Si fermò, nonostante il vento che minacciava di travolgerla.

—  È un incantatore, un mago delle Terre Interne, alla ricerca dell’amuleto di Erreth-Akbe.

E tutto questo aveva un fascino così oltraggioso che lei si sentì riscaldare perfino in quel vento gelido, e rise forte. Tutt’intorno, il Luogo e il deserto che lo circondava erano neri e silenti; il vento gemeva; non c’erano luci, laggiù nella Casa Grande. La neve fine e invisibile volava nel vento.

—  Se ha aperto la porta delle rocce rosse con la magia, può aprirne altre. Può fuggire.
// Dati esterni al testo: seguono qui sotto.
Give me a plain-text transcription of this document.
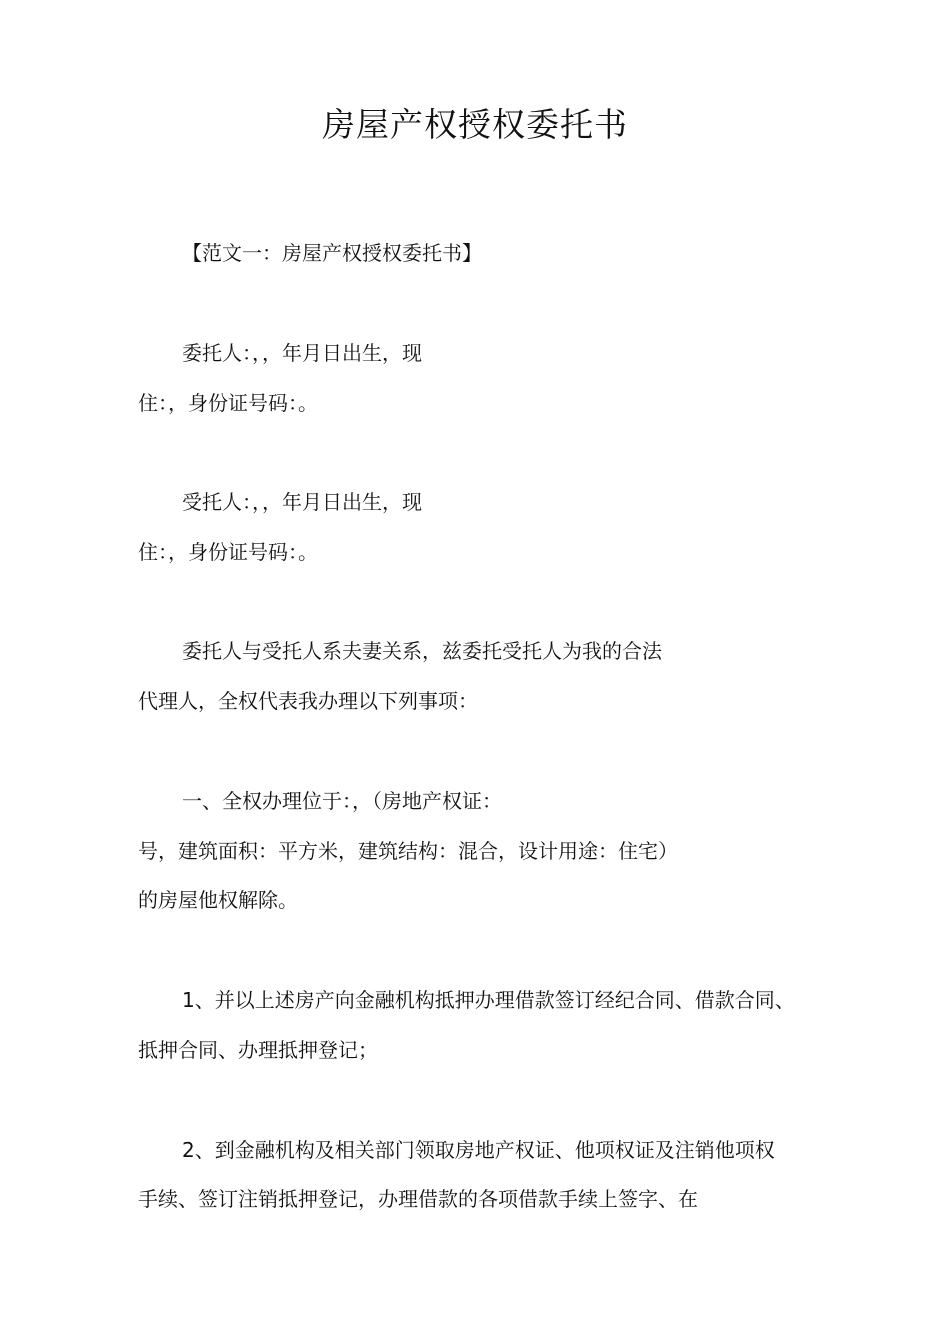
房屋产权授权委托书
【范文一：房屋产权授权委托书】
委托人：，，年月日出生，现
住：，身份证号码：。
受托人：，，年月日出生，现
住：，身份证号码：。
委托人与受托人系夫妻关系，兹委托受托人为我的合法
代理人，全权代表我办理以下列事项：
一、全权办理位于：，（房地产权证：
号，建筑面积：平方米，建筑结构：混合，设计用途：住宅）
的房屋他权解除。
1、并以上述房产向金融机构抵押办理借款签订经纪合同、借款合同、
抵押合同、办理抵押登记；
2、到金融机构及相关部门领取房地产权证、他项权证及注销他项权
手续、签订注销抵押登记，办理借款的各项借款手续上签字、在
Il pensiero l’agghiacciò per un momento, ma non la convinse. I Senza Nome l’avevano lasciato entrare. Perché no? Lui non poteva fare del male. Che male fa un ladro se non può lasciare la scena del furto? Doveva disporre di sortilegi e di poteri maligni, senza dubbio molto forti, se si era spinto così lontano; ma non sarebbe andato oltre. Nessun sortilegio gettato da un mortale poteva essere più potente della volontà dei Senza Nome, delle presenze nelle tombe, dei re del trono vuoto.
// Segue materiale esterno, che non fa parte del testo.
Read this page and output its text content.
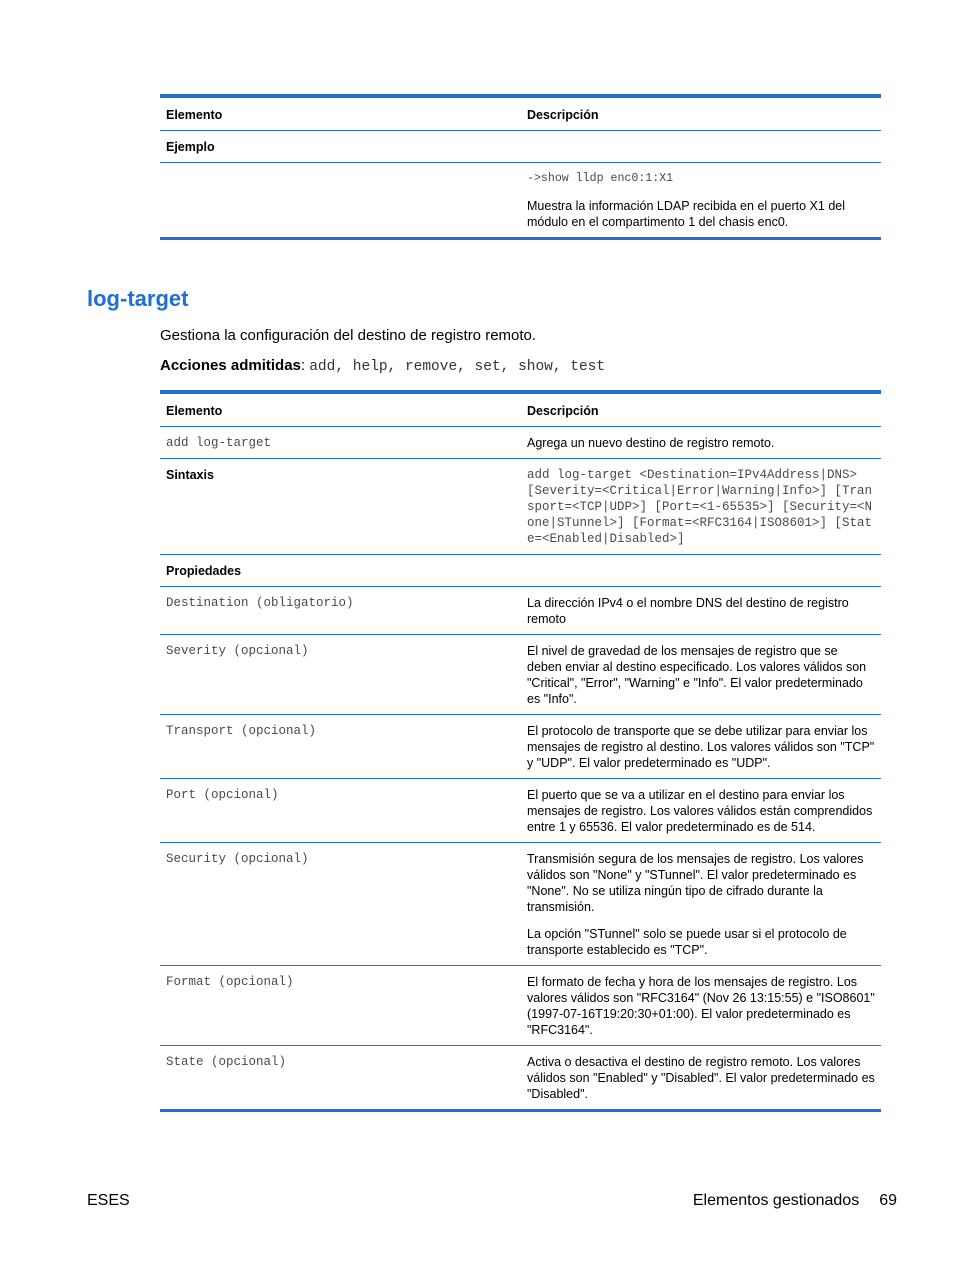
Elemento	Descripción
Ejemplo	

	->show lldp enc0:1:X1

Muestra la información LDAP recibida en el puerto X1 del módulo en el compartimento 1 del chasis enc0.

log-target

Gestiona la configuración del destino de registro remoto.

Acciones admitidas: add, help, remove, set, show, test

Elemento	Descripción
add log-target	Agrega un nuevo destino de registro remoto.
Sintaxis	add log-target <Destination=IPv4Address|DNS> [Severity=<Critical|Error|Warning|Info>] [Transport=<TCP|UDP>] [Port=<1-65535>] [Security=<None|STunnel>] [Format=<RFC3164|ISO8601>] [State=<Enabled|Disabled>]
Propiedades	
Destination (obligatorio)	La dirección IPv4 o el nombre DNS del destino de registro remoto
Severity (opcional)	El nivel de gravedad de los mensajes de registro que se deben enviar al destino especificado. Los valores válidos son "Critical", "Error", "Warning" e "Info". El valor predeterminado es "Info".
Transport (opcional)	El protocolo de transporte que se debe utilizar para enviar los mensajes de registro al destino. Los valores válidos son "TCP" y "UDP". El valor predeterminado es "UDP".
Port (opcional)	El puerto que se va a utilizar en el destino para enviar los mensajes de registro. Los valores válidos están comprendidos entre 1 y 65536. El valor predeterminado es de 514.
Security (opcional)	Transmisión segura de los mensajes de registro. Los valores válidos son "None" y "STunnel". El valor predeterminado es "None". No se utiliza ningún tipo de cifrado durante la transmisión.

La opción "STunnel" solo se puede usar si el protocolo de transporte establecido es "TCP".

Format (opcional)	El formato de fecha y hora de los mensajes de registro. Los valores válidos son "RFC3164" (Nov 26 13:15:55) e "ISO8601" (1997-07-16T19:20:30+01:00). El valor predeterminado es "RFC3164".
State (opcional)	Activa o desactiva el destino de registro remoto. Los valores válidos son "Enabled" y "Disabled". El valor predeterminado es "Disabled".
ESES	Elementos gestionados 69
Per rassicurarsi, Arha si affrettò a raggiungere la Casa Piccola. Manan dormiva sotto il portico, avvolto nel mantello e nella logora coperta di pelliccia che era il suo letto invernale. Lei entrò senza far rumore per non destarlo, e senza accendere la lampada. Aprì una stanzetta chiusa a chiave, un ripostiglio in fondo al corridoio. Fece schizzare una scintilla con la pietra focaia, per il tempo necessario per trovare un certo punto nel pavimento; s’inginocchiò e sollevò una piastrella, forzandola. Le sue dita incontrarono un pezzo di stoffa sudicia e pesante, poco più ampio di una spanna. Lo scostò, adagio. E si ritrasse con un sussulto, perché un raggio di luce salì dal basso e le investì il volto.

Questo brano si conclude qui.